La campagne de criminalisation de la solidarité avec les migrants se poursuit depuis plus de deux ans et pas seulement en Italie. Chaque nouvel épisode donne l’impression d’avoir touché le fond et au lieu de cela quelque chose d’encore plus impensable et ignoble se produit. Il n’y a pas que les faits : des milliers de personnes torturées, violées et vendues en Libye et quand elles parviennent à s’échapper de cet enfer, elles se noient en Méditerranée, des milliers d’autres s’entassent dans des camps de réfugiés le long de la route des Balkans, sans parler de ceux qui meurent en essayant de franchir la frontière blindée entre le Mexique et les États-Unis.

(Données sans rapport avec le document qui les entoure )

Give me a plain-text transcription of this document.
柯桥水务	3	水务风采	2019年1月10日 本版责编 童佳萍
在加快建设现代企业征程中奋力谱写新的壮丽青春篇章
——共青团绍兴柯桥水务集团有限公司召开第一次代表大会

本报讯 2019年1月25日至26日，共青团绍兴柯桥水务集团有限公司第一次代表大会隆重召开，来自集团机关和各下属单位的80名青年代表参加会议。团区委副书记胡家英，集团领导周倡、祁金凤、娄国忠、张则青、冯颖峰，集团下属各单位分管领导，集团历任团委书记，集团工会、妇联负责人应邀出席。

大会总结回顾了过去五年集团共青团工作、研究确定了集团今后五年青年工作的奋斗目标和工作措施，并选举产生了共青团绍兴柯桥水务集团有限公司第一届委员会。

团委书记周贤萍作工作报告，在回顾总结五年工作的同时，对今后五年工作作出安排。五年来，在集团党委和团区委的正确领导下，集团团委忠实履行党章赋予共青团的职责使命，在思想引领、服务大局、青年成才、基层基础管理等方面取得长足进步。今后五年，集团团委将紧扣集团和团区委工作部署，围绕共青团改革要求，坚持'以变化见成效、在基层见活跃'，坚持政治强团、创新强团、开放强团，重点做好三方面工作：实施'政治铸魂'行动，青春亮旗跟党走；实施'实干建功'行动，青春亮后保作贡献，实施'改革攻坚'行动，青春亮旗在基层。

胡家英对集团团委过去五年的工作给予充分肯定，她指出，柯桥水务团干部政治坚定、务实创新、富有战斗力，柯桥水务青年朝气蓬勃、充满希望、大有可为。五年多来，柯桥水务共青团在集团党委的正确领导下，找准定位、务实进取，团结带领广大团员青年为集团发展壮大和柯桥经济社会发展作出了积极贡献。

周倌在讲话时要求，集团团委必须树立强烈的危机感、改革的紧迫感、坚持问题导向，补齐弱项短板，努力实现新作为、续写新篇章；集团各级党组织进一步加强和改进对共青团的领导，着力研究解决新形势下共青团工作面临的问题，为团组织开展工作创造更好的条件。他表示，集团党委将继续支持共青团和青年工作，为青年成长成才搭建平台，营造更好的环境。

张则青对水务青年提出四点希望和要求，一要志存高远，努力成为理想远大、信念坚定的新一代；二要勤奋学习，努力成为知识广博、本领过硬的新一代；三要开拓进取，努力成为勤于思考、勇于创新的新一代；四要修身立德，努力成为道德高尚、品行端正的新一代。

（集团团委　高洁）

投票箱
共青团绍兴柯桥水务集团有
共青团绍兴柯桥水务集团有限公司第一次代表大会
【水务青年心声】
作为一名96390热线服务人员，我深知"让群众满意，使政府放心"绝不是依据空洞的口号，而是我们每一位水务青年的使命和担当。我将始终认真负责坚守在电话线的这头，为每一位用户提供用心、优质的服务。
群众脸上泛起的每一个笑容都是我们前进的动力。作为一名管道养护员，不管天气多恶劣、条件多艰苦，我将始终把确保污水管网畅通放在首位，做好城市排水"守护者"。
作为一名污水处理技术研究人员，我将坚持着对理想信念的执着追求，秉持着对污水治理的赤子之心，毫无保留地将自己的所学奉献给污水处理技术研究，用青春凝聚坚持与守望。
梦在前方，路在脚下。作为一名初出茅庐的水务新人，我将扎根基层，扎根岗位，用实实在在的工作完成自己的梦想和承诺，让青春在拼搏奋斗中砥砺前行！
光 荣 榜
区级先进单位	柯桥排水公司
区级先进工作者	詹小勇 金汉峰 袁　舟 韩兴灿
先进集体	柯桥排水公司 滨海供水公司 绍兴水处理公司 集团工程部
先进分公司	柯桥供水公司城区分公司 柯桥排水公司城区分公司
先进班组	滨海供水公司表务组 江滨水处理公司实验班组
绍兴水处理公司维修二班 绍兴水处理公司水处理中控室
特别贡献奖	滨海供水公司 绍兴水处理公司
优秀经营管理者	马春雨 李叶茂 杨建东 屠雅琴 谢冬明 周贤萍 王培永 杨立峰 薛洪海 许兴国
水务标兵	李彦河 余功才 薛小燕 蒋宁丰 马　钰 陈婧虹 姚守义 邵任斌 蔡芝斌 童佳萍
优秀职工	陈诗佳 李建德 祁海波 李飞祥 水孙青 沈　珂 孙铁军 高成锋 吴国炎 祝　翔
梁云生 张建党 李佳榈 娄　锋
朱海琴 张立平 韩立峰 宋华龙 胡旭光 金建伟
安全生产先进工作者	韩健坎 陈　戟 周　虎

Mais aussi les mots utilisées dans ces propos, toujours plus vulgaires et sexistes, dans ce mensonge sans pudeur et sans fin.
Giorgia Meloni propose de couler le Sea Watch, Salvini [N.d.T. premier ministre italien] le définit pendant des jours comme un « bateau pirate », en traitant de manière méprisante sa capitaine Carola Rakete comme une « salope qui fait de la politique sur la peau des migrants » (et pas lui ?), il déclare : « ils peuvent y rester jusqu’à Noël », invoque la « défense sacrée des frontières du pays », comme si nous étions en guerre, il déclare « je me casse les couilles », comme si il était au bar et répète obstinément l’absurdité des ONG complices des sauveurs. La proclamation belliqueuse « Ils ne débarqueront jamais » ressemble alors plus à la vantardise d’un commandant haranguant ses troupes qu’à une déclaration réaliste (à la fin, les migrants sauvés débarquent toujours, mais après une attente cruelle et totalement inutile).
Le contraste entre ce langage indigne d’un ministre de la République (heureusement Meloni ne l’est pas) et les déclarations calmes et courageuses du capitaine de Sea Watch ne pourrait être plus grand : là où Salvini est fort avec les faibles, se disant prêt à « déployer la force publique » contre les personnes épuisées et vulnérables, Carola Rakete dit simplement : « Je sais quel risque je prends, mais les 42 naufragés à bord sont épuisés. Je vais les mettre en sécurité. » Et le risque n’est pas négligeable, selon le décret de sécurité qui vient d’être approuvé par le gouvernement : l’amende peut atteindre 50.000 euros, la confiscation du navire et l’incrimination pour aide et encouragement à l’immigration illégale. Pourtant, comme tous les Justes qui, à commencer par Antigone à travers l’histoire, ont choisi de désobéir aux lois iniques, on sent, selon ses paroles, la cohérence de ceux qui placent le bien des autres êtres humains avant tout, même au péril le plus précieux de sa personne.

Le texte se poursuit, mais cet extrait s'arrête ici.